Hal ini seperti yang dilakukan oleh salah satu pegiat AARC lainnya, Mif, pada saat ia mendapat kesempatan untuk membaca pidatonya Bung Hatta, dengan secara perlahan dan cermat ia membaca pidatonya agar apa yang tertuang di dalam pidato tersebut ia pahami maksudnya.

Ketika Mif membaca, ia selalu mencermati kalimat setiap kalimat yang tertuang di dalam buku, kemudian apa yang tertuang di dalam buku ia sandingkan dengan fakta yang terjadi pada hari ini. Seperti pada saat ia membacakan potongan pidato Bung Hatta yang membahas soal menurunnya bahan pokok dan pangan, ia kemudian lantas menyebut bahwa ia pernah mengalami kondisi yang serupa.

“Saya ngalamin ini, loh. Di mana pegawai negeri dikasih beras, terus ditimbang tapi nanti dijual lagi ke petugasnya. Jadi kita hanya membawa uang pada saat pulang ke rumah, mungkin waktu itu beras sekilo 7.000 terus kita boleh jual 5.000 ke petugasnya. Prihatin sebenarnya,” kata Mif seraya bercanda kepada para peserta.

Kehangatan inilah yang disebut Pram dan Seni ketika tadarusan buku di AARC, yaitu terbangun suasana hangat pada saat diskusi. Mungkin tidak setiap peserta memiliki kesimpulan yang sama, namun hal tersebut tidak membuat kehangatan diskusi menjadi pecah.

“Karena tadarusan AARC gak hanya baca aja, ya. Ada diskusinya. Nah, diskusinya inilah yang membangun dialog yang memunculkan argumen-argumen apa pun tanpa takut untuk di-judge oleh yang lainnya. Kalau istilah Kang Adew mah, silih seblok weh kalau sudah masuk sesi diskusi,” tutur Seni.

Diskusi semacam itulah yang memantik para peserta AARC untuk senantia berpikir, mencermati, dan memahami apa yang telah ia baca sehingga hal tersebut dapat melatih skil membaca mereka.

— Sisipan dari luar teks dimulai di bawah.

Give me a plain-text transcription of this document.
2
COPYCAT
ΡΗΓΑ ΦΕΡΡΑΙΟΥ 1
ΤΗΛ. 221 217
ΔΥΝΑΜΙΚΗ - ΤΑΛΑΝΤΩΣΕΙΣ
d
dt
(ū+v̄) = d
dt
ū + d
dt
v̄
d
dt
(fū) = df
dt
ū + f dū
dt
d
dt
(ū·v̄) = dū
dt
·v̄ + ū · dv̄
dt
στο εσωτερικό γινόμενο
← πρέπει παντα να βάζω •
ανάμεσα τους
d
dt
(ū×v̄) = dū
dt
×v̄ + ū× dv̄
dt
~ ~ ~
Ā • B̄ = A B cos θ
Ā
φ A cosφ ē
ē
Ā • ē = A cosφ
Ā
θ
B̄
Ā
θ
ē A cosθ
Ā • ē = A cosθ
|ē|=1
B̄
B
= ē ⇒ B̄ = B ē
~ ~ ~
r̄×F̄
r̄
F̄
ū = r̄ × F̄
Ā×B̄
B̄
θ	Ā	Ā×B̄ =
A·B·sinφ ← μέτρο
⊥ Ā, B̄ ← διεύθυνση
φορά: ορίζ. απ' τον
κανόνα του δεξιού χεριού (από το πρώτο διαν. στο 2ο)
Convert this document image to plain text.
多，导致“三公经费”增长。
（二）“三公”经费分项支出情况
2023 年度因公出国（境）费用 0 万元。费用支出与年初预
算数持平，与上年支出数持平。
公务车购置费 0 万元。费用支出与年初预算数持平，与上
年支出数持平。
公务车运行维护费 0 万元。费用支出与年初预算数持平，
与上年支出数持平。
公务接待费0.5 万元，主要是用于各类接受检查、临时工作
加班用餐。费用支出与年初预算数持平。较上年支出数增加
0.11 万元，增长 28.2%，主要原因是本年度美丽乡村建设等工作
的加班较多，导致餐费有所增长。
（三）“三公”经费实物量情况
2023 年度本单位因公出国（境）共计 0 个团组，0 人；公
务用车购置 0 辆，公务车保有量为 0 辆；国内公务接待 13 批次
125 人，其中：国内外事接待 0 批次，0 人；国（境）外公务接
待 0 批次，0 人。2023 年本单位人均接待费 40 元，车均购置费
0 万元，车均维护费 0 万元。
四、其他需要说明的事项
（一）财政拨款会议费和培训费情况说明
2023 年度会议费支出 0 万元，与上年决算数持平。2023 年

Baca Juga: NGALEUT BANDUNG: Bung Hatta di Bandung
Bandung Bertahun-tahun Menghadapi Masalah Kemiskinan
Partindo Cabang Bandung Menyerang Mohammad Hatta

Kemerosotan Ekonomi Kini

Bung Hatta telah membangun formula koperasi bagi sistem ekonomi di Indonesia. Namun kenyataan saat ini, ekonomi di Indonesia lebih didominasi korporasi dan berputar pada segelintir kelompok.

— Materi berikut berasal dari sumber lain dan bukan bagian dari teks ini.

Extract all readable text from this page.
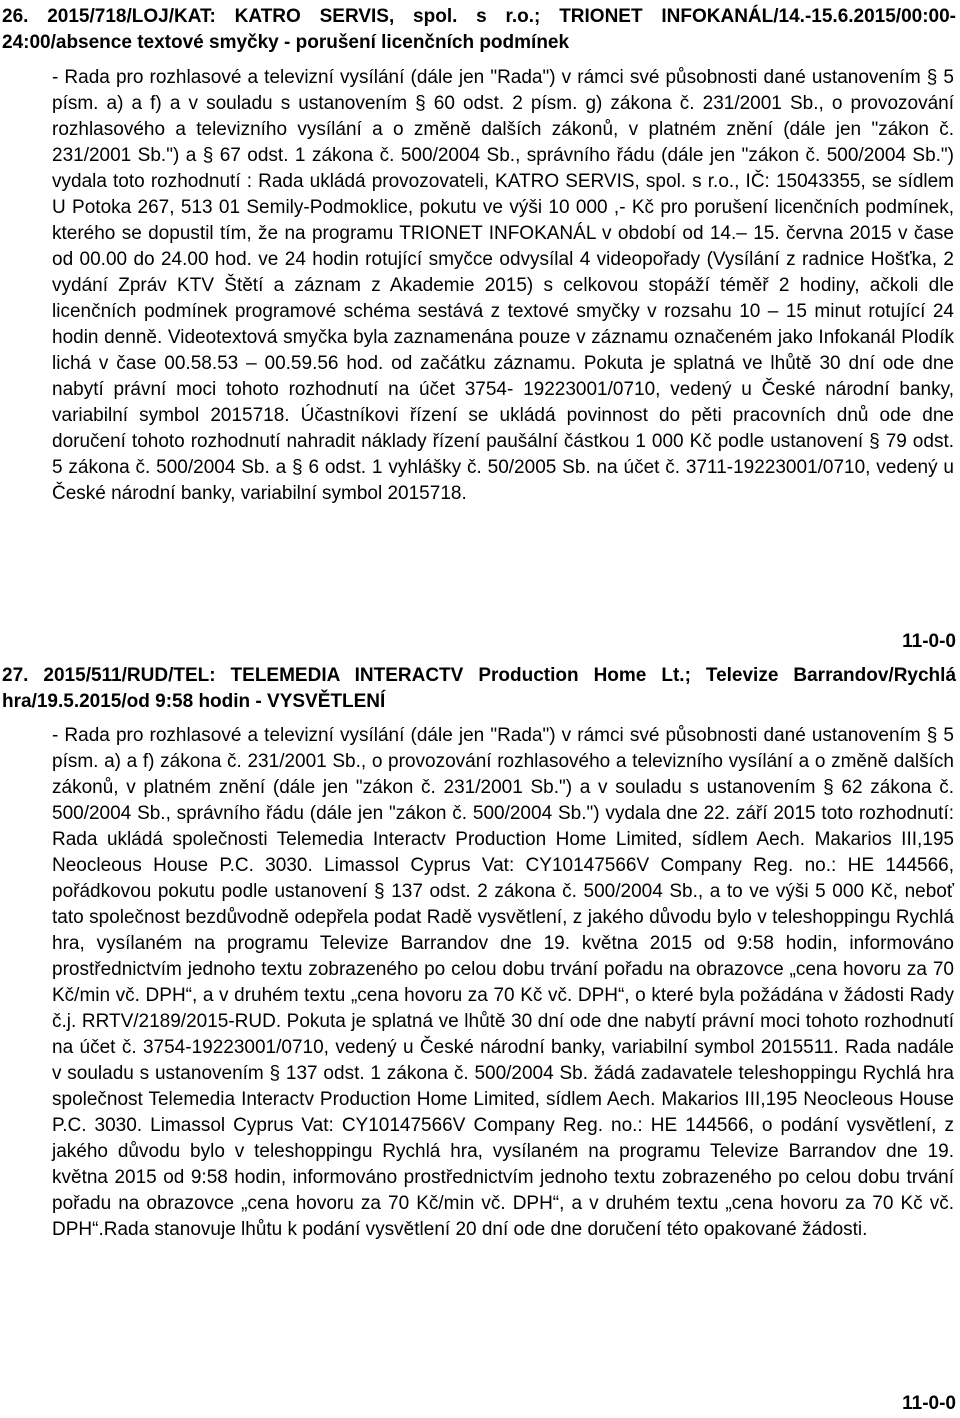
26. 2015/718/LOJ/KAT: KATRO SERVIS, spol. s r.o.; TRIONET INFOKANÁL/14.-15.6.2015/00:00-24:00/absence textové smyčky - porušení licenčních podmínek

- Rada pro rozhlasové a televizní vysílání (dále jen "Rada") v rámci své působnosti dané ustanovením § 5 písm. a) a f) a v souladu s ustanovením § 60 odst. 2 písm. g) zákona č. 231/2001 Sb., o provozování rozhlasového a televizního vysílání a o změně dalších zákonů, v platném znění (dále jen "zákon č. 231/2001 Sb.") a § 67 odst. 1 zákona č. 500/2004 Sb., správního řádu (dále jen "zákon č. 500/2004 Sb.") vydala toto rozhodnutí : Rada ukládá provozovateli, KATRO SERVIS, spol. s r.o., IČ: 15043355, se sídlem U Potoka 267, 513 01 Semily-Podmoklice, pokutu ve výši 10 000 ,- Kč pro porušení licenčních podmínek, kterého se dopustil tím, že na programu TRIONET INFOKANÁL v období od 14.– 15. června 2015 v čase od 00.00 do 24.00 hod. ve 24 hodin rotující smyčce odvysílal 4 videopořady (Vysílání z radnice Hošťka, 2 vydání Zpráv KTV Štětí a záznam z Akademie 2015) s celkovou stopáží téměř 2 hodiny, ačkoli dle licenčních podmínek programové schéma sestává z textové smyčky v rozsahu 10 – 15 minut rotující 24 hodin denně. Videotextová smyčka byla zaznamenána pouze v záznamu označeném jako Infokanál Plodík lichá v čase 00.58.53 – 00.59.56 hod. od začátku záznamu. Pokuta je splatná ve lhůtě 30 dní ode dne nabytí právní moci tohoto rozhodnutí na účet 3754- 19223001/0710, vedený u České národní banky, variabilní symbol 2015718. Účastníkovi řízení se ukládá povinnost do pěti pracovních dnů ode dne doručení tohoto rozhodnutí nahradit náklady řízení paušální částkou 1 000 Kč podle ustanovení § 79 odst. 5 zákona č. 500/2004 Sb. a § 6 odst. 1 vyhlášky č. 50/2005 Sb. na účet č. 3711-19223001/0710, vedený u České národní banky, variabilní symbol 2015718.

11-0-0

27. 2015/511/RUD/TEL: TELEMEDIA INTERACTV Production Home Lt.; Televize Barrandov/Rychlá hra/19.5.2015/od 9:58 hodin - VYSVĚTLENÍ

- Rada pro rozhlasové a televizní vysílání (dále jen "Rada") v rámci své působnosti dané ustanovením § 5 písm. a) a f) zákona č. 231/2001 Sb., o provozování rozhlasového a televizního vysílání a o změně dalších zákonů, v platném znění (dále jen "zákon č. 231/2001 Sb.") a v souladu s ustanovením § 62 zákona č. 500/2004 Sb., správního řádu (dále jen "zákon č. 500/2004 Sb.") vydala dne 22. září 2015 toto rozhodnutí: Rada ukládá společnosti Telemedia Interactv Production Home Limited, sídlem Aech. Makarios III,195 Neocleous House P.C. 3030. Limassol Cyprus Vat: CY10147566V Company Reg. no.: HE 144566, pořádkovou pokutu podle ustanovení § 137 odst. 2 zákona č. 500/2004 Sb., a to ve výši 5 000 Kč, neboť tato společnost bezdůvodně odepřela podat Radě vysvětlení, z jakého důvodu bylo v teleshoppingu Rychlá hra, vysílaném na programu Televize Barrandov dne 19. května 2015 od 9:58 hodin, informováno prostřednictvím jednoho textu zobrazeného po celou dobu trvání pořadu na obrazovce „cena hovoru za 70 Kč/min vč. DPH“, a v druhém textu „cena hovoru za 70 Kč vč. DPH“, o které byla požádána v žádosti Rady č.j. RRTV/2189/2015-RUD. Pokuta je splatná ve lhůtě 30 dní ode dne nabytí právní moci tohoto rozhodnutí na účet č. 3754-19223001/0710, vedený u České národní banky, variabilní symbol 2015511. Rada nadále v souladu s ustanovením § 137 odst. 1 zákona č. 500/2004 Sb. žádá zadavatele teleshoppingu Rychlá hra společnost Telemedia Interactv Production Home Limited, sídlem Aech. Makarios III,195 Neocleous House P.C. 3030. Limassol Cyprus Vat: CY10147566V Company Reg. no.: HE 144566, o podání vysvětlení, z jakého důvodu bylo v teleshoppingu Rychlá hra, vysílaném na programu Televize Barrandov dne 19. května 2015 od 9:58 hodin, informováno prostřednictvím jednoho textu zobrazeného po celou dobu trvání pořadu na obrazovce „cena hovoru za 70 Kč/min vč. DPH“, a v druhém textu „cena hovoru za 70 Kč vč. DPH“.Rada stanovuje lhůtu k podání vysvětlení 20 dní ode dne doručení této opakované žádosti.

11-0-0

Rakyat kebanyakan, terutama warga miskin, tidak bisa mengakses ekonomi yang dikuasai pemodal. Terlebih sekarang, ekonomi dunia sedang diancam resesi, perang tak berkesudahan antara Rusia dan Ukraian yang mempengaruhi pada harga minyak dunia.

Sementara di dalam negeri, warga masih berkutat dengan dampak dua tahun pagebluk, disusul kelangkaan minyak goreng, kenaikan harga kebutuhan pokok masyarakat, dan kini terjadi antrean pertalite di mana-mana. Maka pemikiran Bung Hatta yang mengutamakan ekonomi kerakyatan semakin relevan untuk diterjemahkan.